Use of losartan, mainly used as antihypertensive agent, compared with candesartan for heart failure (HF) is not associated with an increased mortality risk, study findings show. “Although low doses of losartan were associated with increased mortality, there was no increased mortality comparing high-dose losartan against the highest doses of candesartan,” report Henrik Svanström (Statens Serum Institute, Copenhagen, Denmark) and colleagues in the Journal of the American Medical Association issued in April 11.
They conducted a nationwide cohort study that involved patients aged 45 years or older from the Danish National Patient Registry with first-time hospitalization for heart failure (HF), who initiated treatment with candesartan or losartan between 1998 and 2008. These participants were linked to individual-level information on hospital contacts, drug use, and potential confounders.

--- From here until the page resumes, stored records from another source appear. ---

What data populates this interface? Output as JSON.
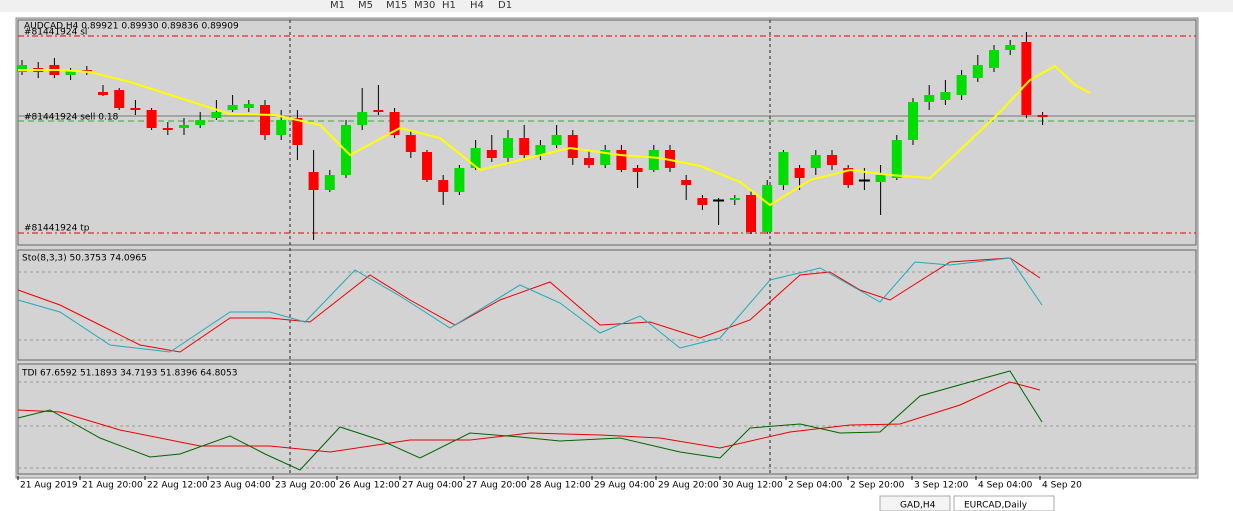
{
  "toolbar": {
    "timeframes": [
      "M1",
      "M5",
      "M15",
      "M30",
      "H1",
      "H4",
      "D1"
    ]
  },
  "main_panel": {
    "header": "AUDCAD,H4  0.89921 0.89930 0.89836 0.89909",
    "order_lines": {
      "sl": "#81441924 sl",
      "entry": "#81441924 sell 0.18",
      "tp": "#81441924 tp"
    }
  },
  "stochastic_panel": {
    "header": "Sto(8,3,3) 50.3753 74.0965"
  },
  "tdi_panel": {
    "header": "TDI 67.6592 51.1893 34.7193 51.8396 64.8053"
  },
  "time_axis": [
    "21 Aug 2019",
    "21 Aug 20:00",
    "22 Aug 12:00",
    "23 Aug 04:00",
    "23 Aug 20:00",
    "26 Aug 12:00",
    "27 Aug 04:00",
    "27 Aug 20:00",
    "28 Aug 12:00",
    "29 Aug 04:00",
    "29 Aug 20:00",
    "30 Aug 12:00",
    "2 Sep 04:00",
    "2 Sep 20:00",
    "3 Sep 12:00",
    "4 Sep 04:00",
    "4 Sep 20"
  ],
  "tabs": [
    "GAD,H4",
    "EURCAD,Daily"
  ]
}
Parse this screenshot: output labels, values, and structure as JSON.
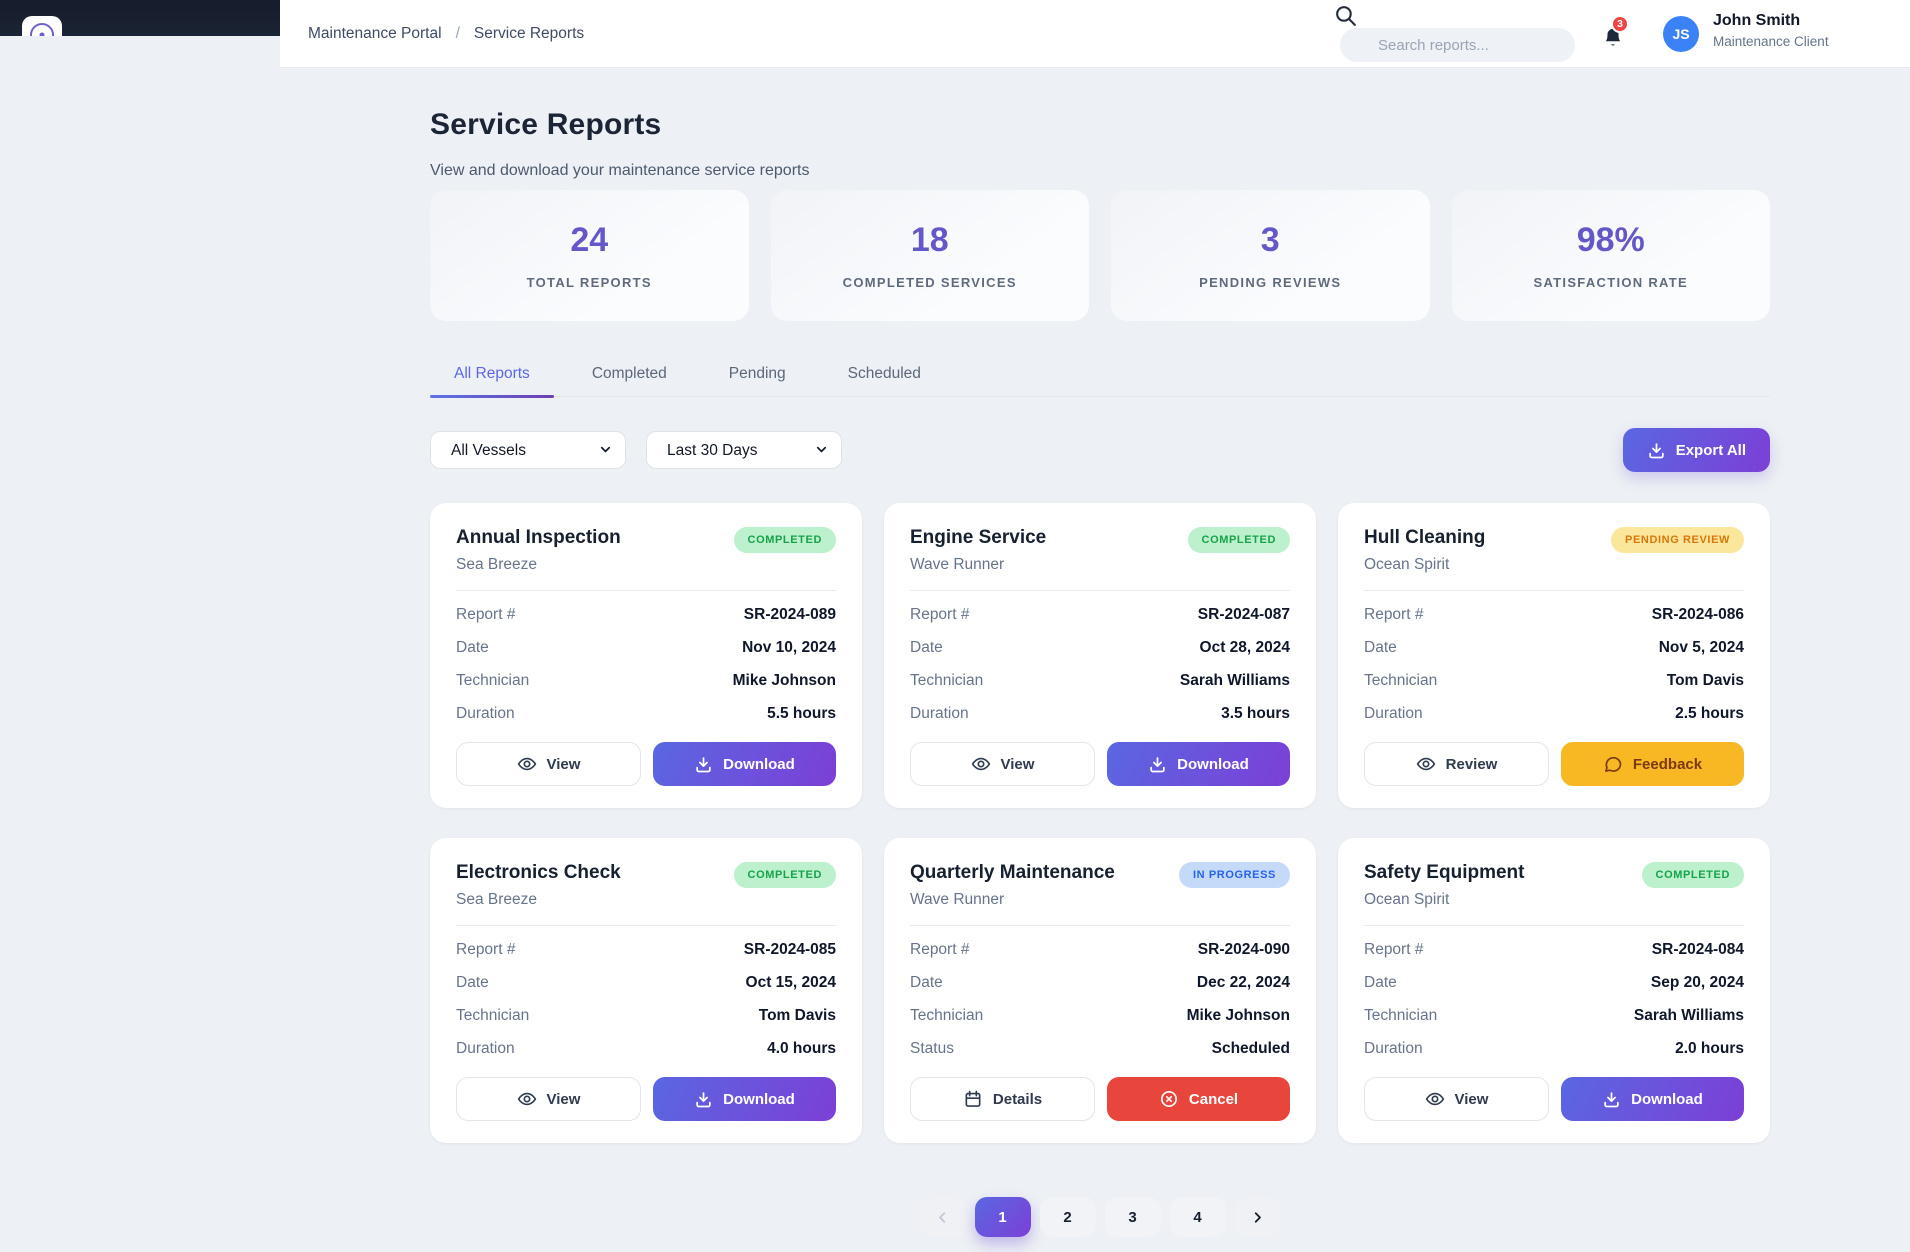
{
  "brand": {
    "logo_icon": "helm-icon"
  },
  "header": {
    "breadcrumb": [
      "Maintenance Portal",
      "Service Reports"
    ],
    "separator": "/",
    "search_icon": "search-icon",
    "search_placeholder": "Search reports...",
    "bell_icon": "bell-icon",
    "notification_count": "3",
    "user": {
      "initials": "JS",
      "name": "John Smith",
      "role": "Maintenance Client"
    }
  },
  "page": {
    "title": "Service Reports",
    "subtitle": "View and download your maintenance service reports"
  },
  "stats": [
    {
      "value": "24",
      "label": "TOTAL REPORTS"
    },
    {
      "value": "18",
      "label": "COMPLETED SERVICES"
    },
    {
      "value": "3",
      "label": "PENDING REVIEWS"
    },
    {
      "value": "98%",
      "label": "SATISFACTION RATE"
    }
  ],
  "tabs": [
    {
      "label": "All Reports",
      "active": true
    },
    {
      "label": "Completed",
      "active": false
    },
    {
      "label": "Pending",
      "active": false
    },
    {
      "label": "Scheduled",
      "active": false
    }
  ],
  "filters": {
    "vessel_selected": "All Vessels",
    "range_selected": "Last 30 Days",
    "export_label": "Export All",
    "export_icon": "download-icon"
  },
  "reports": [
    {
      "title": "Annual Inspection",
      "vessel": "Sea Breeze",
      "badge": {
        "label": "COMPLETED",
        "type": "completed"
      },
      "rows": [
        {
          "label": "Report #",
          "value": "SR-2024-089"
        },
        {
          "label": "Date",
          "value": "Nov 10, 2024"
        },
        {
          "label": "Technician",
          "value": "Mike Johnson"
        },
        {
          "label": "Duration",
          "value": "5.5 hours"
        }
      ],
      "actions": [
        {
          "label": "View",
          "icon": "eye-icon",
          "style": "outline"
        },
        {
          "label": "Download",
          "icon": "download-icon",
          "style": "primary"
        }
      ]
    },
    {
      "title": "Engine Service",
      "vessel": "Wave Runner",
      "badge": {
        "label": "COMPLETED",
        "type": "completed"
      },
      "rows": [
        {
          "label": "Report #",
          "value": "SR-2024-087"
        },
        {
          "label": "Date",
          "value": "Oct 28, 2024"
        },
        {
          "label": "Technician",
          "value": "Sarah Williams"
        },
        {
          "label": "Duration",
          "value": "3.5 hours"
        }
      ],
      "actions": [
        {
          "label": "View",
          "icon": "eye-icon",
          "style": "outline"
        },
        {
          "label": "Download",
          "icon": "download-icon",
          "style": "primary"
        }
      ]
    },
    {
      "title": "Hull Cleaning",
      "vessel": "Ocean Spirit",
      "badge": {
        "label": "PENDING REVIEW",
        "type": "pending-review"
      },
      "rows": [
        {
          "label": "Report #",
          "value": "SR-2024-086"
        },
        {
          "label": "Date",
          "value": "Nov 5, 2024"
        },
        {
          "label": "Technician",
          "value": "Tom Davis"
        },
        {
          "label": "Duration",
          "value": "2.5 hours"
        }
      ],
      "actions": [
        {
          "label": "Review",
          "icon": "eye-icon",
          "style": "outline"
        },
        {
          "label": "Feedback",
          "icon": "chat-icon",
          "style": "warning"
        }
      ]
    },
    {
      "title": "Electronics Check",
      "vessel": "Sea Breeze",
      "badge": {
        "label": "COMPLETED",
        "type": "completed"
      },
      "rows": [
        {
          "label": "Report #",
          "value": "SR-2024-085"
        },
        {
          "label": "Date",
          "value": "Oct 15, 2024"
        },
        {
          "label": "Technician",
          "value": "Tom Davis"
        },
        {
          "label": "Duration",
          "value": "4.0 hours"
        }
      ],
      "actions": [
        {
          "label": "View",
          "icon": "eye-icon",
          "style": "outline"
        },
        {
          "label": "Download",
          "icon": "download-icon",
          "style": "primary"
        }
      ]
    },
    {
      "title": "Quarterly Maintenance",
      "vessel": "Wave Runner",
      "badge": {
        "label": "IN PROGRESS",
        "type": "in-progress"
      },
      "rows": [
        {
          "label": "Report #",
          "value": "SR-2024-090"
        },
        {
          "label": "Date",
          "value": "Dec 22, 2024"
        },
        {
          "label": "Technician",
          "value": "Mike Johnson"
        },
        {
          "label": "Status",
          "value": "Scheduled"
        }
      ],
      "actions": [
        {
          "label": "Details",
          "icon": "calendar-icon",
          "style": "outline"
        },
        {
          "label": "Cancel",
          "icon": "x-circle-icon",
          "style": "danger"
        }
      ]
    },
    {
      "title": "Safety Equipment",
      "vessel": "Ocean Spirit",
      "badge": {
        "label": "COMPLETED",
        "type": "completed"
      },
      "rows": [
        {
          "label": "Report #",
          "value": "SR-2024-084"
        },
        {
          "label": "Date",
          "value": "Sep 20, 2024"
        },
        {
          "label": "Technician",
          "value": "Sarah Williams"
        },
        {
          "label": "Duration",
          "value": "2.0 hours"
        }
      ],
      "actions": [
        {
          "label": "View",
          "icon": "eye-icon",
          "style": "outline"
        },
        {
          "label": "Download",
          "icon": "download-icon",
          "style": "primary"
        }
      ]
    }
  ],
  "pagination": {
    "prev_icon": "chevron-left-icon",
    "next_icon": "chevron-right-icon",
    "pages": [
      "1",
      "2",
      "3",
      "4"
    ],
    "active_page": "1"
  },
  "colors": {
    "accent_gradient_start": "#5a67e2",
    "accent_gradient_end": "#7c3fd6",
    "stat_value": "#6458c8",
    "completed_bg": "#bdf0cd",
    "completed_text": "#16a34a",
    "pending_bg": "#fbe79b",
    "pending_text": "#d9770a",
    "progress_bg": "#c5d9f9",
    "progress_text": "#2563eb",
    "danger": "#e8453c",
    "warning": "#f7b823",
    "notification": "#ef4444",
    "avatar_bg": "#3b82f6",
    "sidebar_dark": "#18202e"
  }
}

The findings revealed that among 4397 users of losartan, 1212 deaths occurred during 11,347 person–years of follow-up, at an unadjusted incidence rate of 10.7, compared with 330 deaths during 3675 person–years among 2082 users of candesartan, at an incidence rate of 9.0. Compared with candesartan, losartan was not significantly associated with increased all-cause mortality or cardiovascular mortality. In addition, comparing to the group used candesartan, there was no significant link between losartan and increased mortality risk.
Further analysis revealed that compared with high-dose candesartan (16–32 mg), low-dose (12.5 mg) and medium-dose (50 mg) losartan were significantly associated with increased all-cause mortality, at hazard ratios of 2 or higher, respectively. Interestingly, high-dose losartan (100 mg) and high-dose candesartan were associated with a similar risk for all-cause mortality.
“These findings do not support the hypothesis of differential effects of specific angiotensin-receptor blockers in patients with HF,” conclude the authors.